Community Magazine

Time

By Specialneedmom2 @specialneedmom2

Someone recently asked me, “What do you view as the challenges of raising a child in today’s world?”

My original answer follows below:

Being too busy.  Work-life balance.  Multitasking.  These are things we all struggle with, whether you work outside the home or not.

I find it hard to drop everything and just play with my children.  I try to find time to just be in the moment with my children, follow their lead and interact with them (and not worry about what else I need to do).  I think this is so important for everyone – as a parent you can be awed at how wonderful your child is, and as a child you thrive under the attention of your parent.

I am acutely aware of how time flies and how short childhood really is.  Some afternoons feel like forever, but weeks and months fly by in a blink of an eye.  I want to be there with my children.

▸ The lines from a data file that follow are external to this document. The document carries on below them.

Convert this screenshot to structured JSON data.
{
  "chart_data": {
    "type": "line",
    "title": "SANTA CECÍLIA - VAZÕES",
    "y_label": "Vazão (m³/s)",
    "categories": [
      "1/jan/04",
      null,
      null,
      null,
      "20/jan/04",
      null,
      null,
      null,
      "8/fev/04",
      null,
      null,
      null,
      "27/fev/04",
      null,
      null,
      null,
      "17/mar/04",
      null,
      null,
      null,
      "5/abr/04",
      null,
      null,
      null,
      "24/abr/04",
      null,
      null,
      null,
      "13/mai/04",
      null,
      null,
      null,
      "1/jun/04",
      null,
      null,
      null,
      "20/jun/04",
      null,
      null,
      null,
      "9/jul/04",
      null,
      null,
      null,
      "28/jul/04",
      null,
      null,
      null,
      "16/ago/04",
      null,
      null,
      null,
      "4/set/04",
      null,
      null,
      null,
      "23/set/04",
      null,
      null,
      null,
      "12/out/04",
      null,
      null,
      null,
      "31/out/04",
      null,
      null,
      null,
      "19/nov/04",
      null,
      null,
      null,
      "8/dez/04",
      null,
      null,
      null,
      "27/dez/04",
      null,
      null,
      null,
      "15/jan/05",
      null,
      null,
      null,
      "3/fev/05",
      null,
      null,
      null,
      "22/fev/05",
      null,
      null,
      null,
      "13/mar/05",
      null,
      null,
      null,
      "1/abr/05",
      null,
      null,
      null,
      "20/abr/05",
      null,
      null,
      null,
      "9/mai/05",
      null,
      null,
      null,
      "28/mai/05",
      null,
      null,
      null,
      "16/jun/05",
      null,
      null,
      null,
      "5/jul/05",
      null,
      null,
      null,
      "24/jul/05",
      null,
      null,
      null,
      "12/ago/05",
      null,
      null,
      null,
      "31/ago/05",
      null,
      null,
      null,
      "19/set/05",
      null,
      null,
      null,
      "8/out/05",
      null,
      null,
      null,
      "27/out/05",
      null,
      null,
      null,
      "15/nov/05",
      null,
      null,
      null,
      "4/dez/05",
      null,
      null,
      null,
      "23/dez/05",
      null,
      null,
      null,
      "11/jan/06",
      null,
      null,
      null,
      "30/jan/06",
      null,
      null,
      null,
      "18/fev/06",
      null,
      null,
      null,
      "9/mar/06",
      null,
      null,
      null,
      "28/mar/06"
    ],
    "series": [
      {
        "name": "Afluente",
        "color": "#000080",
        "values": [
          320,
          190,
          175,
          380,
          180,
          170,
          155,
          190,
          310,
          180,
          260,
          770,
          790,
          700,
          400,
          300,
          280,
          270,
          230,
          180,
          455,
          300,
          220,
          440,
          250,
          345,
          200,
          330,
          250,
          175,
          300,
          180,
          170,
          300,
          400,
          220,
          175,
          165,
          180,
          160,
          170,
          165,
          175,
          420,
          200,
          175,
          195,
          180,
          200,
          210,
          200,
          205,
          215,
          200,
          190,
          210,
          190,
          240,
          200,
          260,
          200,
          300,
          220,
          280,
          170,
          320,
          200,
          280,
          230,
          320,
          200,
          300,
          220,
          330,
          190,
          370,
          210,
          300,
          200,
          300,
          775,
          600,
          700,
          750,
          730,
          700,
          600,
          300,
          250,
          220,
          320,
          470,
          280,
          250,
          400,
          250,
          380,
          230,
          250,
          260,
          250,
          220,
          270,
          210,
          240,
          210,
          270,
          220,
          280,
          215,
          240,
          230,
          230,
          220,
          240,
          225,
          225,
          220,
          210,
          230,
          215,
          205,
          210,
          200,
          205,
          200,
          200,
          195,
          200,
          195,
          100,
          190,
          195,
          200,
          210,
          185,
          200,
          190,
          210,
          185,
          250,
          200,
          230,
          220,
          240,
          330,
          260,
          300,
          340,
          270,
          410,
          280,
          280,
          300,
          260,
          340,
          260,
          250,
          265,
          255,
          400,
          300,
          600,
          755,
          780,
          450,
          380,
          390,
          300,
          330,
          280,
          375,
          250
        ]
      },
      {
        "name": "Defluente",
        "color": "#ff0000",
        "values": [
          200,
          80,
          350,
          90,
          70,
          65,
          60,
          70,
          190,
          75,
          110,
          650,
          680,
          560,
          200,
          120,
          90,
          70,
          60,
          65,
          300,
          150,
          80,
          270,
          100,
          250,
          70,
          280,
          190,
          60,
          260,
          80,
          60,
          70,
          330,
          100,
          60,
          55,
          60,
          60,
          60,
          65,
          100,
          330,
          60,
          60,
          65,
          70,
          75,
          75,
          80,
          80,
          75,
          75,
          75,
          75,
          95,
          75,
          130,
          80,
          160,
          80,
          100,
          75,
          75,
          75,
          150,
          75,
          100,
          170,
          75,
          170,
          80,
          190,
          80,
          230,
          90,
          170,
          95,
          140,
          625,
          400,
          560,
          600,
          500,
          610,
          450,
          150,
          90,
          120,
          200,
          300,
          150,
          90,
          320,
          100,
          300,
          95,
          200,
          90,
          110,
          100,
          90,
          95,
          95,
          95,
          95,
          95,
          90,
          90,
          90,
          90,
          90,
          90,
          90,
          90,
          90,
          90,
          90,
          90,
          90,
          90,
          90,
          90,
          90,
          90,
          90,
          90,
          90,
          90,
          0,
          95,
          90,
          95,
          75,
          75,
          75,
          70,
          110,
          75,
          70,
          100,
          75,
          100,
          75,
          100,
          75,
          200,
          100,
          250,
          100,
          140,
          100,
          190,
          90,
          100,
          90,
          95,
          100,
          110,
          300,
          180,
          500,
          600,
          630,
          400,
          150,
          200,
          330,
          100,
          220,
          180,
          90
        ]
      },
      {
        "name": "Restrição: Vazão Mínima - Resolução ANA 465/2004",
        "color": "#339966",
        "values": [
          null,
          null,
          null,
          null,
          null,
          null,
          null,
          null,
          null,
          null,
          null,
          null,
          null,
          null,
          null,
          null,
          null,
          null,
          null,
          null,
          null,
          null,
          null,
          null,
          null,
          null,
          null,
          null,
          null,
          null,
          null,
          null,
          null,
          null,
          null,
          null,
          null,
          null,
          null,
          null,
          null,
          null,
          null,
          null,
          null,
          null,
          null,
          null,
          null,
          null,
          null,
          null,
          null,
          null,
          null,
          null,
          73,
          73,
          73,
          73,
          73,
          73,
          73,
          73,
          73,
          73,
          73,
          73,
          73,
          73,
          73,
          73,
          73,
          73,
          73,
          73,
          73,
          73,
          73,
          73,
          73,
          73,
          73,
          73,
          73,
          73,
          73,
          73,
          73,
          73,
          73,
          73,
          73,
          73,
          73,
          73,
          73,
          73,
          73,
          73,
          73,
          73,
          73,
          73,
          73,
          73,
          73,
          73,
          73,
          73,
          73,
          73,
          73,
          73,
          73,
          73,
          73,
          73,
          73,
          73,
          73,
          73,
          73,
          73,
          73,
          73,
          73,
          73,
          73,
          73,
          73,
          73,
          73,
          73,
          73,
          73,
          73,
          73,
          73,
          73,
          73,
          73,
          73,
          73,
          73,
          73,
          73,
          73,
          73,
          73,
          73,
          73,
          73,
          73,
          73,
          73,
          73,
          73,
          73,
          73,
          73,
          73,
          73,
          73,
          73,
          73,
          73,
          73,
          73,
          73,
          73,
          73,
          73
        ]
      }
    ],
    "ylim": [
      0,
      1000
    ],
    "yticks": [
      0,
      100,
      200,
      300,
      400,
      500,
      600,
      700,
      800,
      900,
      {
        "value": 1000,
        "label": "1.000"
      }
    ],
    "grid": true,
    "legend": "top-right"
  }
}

The other night I left dirty dishes piled up, my work bag unopened and spent the evening drawing and doing crafts with my three year old and five year old.  We created fantastic worlds and imaginary creatures, and told stories about them.  My five year old took the drawing we made together to bed with him, and grabbed it first thing the next morning.

I am now behind in work, but I know my time was better spent doing something meaningful with my children, because that’s what is really important.

This is the end of my orginal response, but I’ve spent some time thinking about it since.

I now need to say the biggest challenge is time.  Time in all of it’s complex apsects -  finding time, making time, allocating time, spending time.

Time is the currency of our modern times.  We spend it, share it, give it up, save it for ‘me time,’ waste it, and run out of it.  Time is more valuable than money – we talk about time-savers, multitasking, and spend money on all kinds things that save us time.  Think about it – we spend money on dishwashers, toll highways, drive thrus – all in an effort to save some time.  Time and money are inextricably linked.

Our econonmy runs on time - hourly wages for worker’s time, commission for time on task, deadlines, due dates – all ways to say time is money.

What happens when we impose this belief on childhood?

For anyone with children we know time marches on in a blur of lunch time, bed time, and nap times.  Children grow and change over time.  Afternoons feel like eternity and months fly by in a moment.

But think about it – children do not intuitively grasp time.  This is the most challenging thing to teach them.  Children need to be developmentally ready to understand time, usually around grade two.

As parents we need to take a child’s perspective of time – and slow down to watch the sun rise and set, take naps, eat lunch and spend time together.